To be honest, I didn’t understand his learning disability until after he died. He had a wonderful wry wit, was a brilliant Scrabble player, had an extraordinary mathematical memory, read the NY Times & intelligently discussed the news. Abuse of other human beings infuriated him. But he couldn’t get a decent job & was always treated like a dolt. The stigma of retardation doesn’t recognize emotional depth or complexity & subtlety in human intelligence & just writes off those with learning problems as stupid slugs. That’s why he was also profoundly sad & lonely & would act shy & taciturn so others wouldn’t spot his humiliating ‘condition’. But the condition was never his; it was social hatred for those with stigmatized limitations.

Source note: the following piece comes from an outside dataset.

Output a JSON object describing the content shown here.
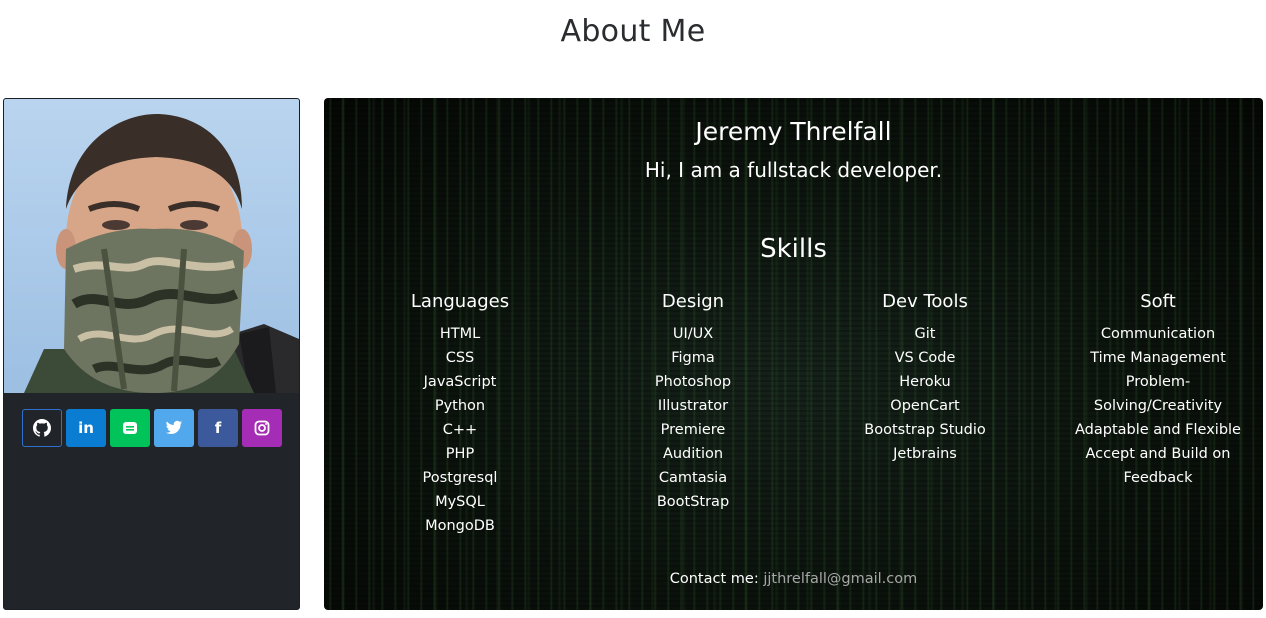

After working with the Self Advocacy Movement of those with learning disabilities, I’ve come to understand “mental retardation” as a social construct, a deeply discriminatory, malignant construct that isolates & stigmatizes people & which humane societies will have no part of. I can’t bring him back to tell him his suicide taught me to understand what he knew so well. But I can keep my commitment to object when people use the “R-word” or any of its derivatives like “libtard” as an epithet or when they refer to adults with learning disabilities as toddlers in adult bodies. I can honor him by using the anniversary of his death to object to the stigma & barriers put up against full participation in social life for those with disabilities.
May he Rest In Peace. I still miss that sweet, sensitive, very kind & very witty man.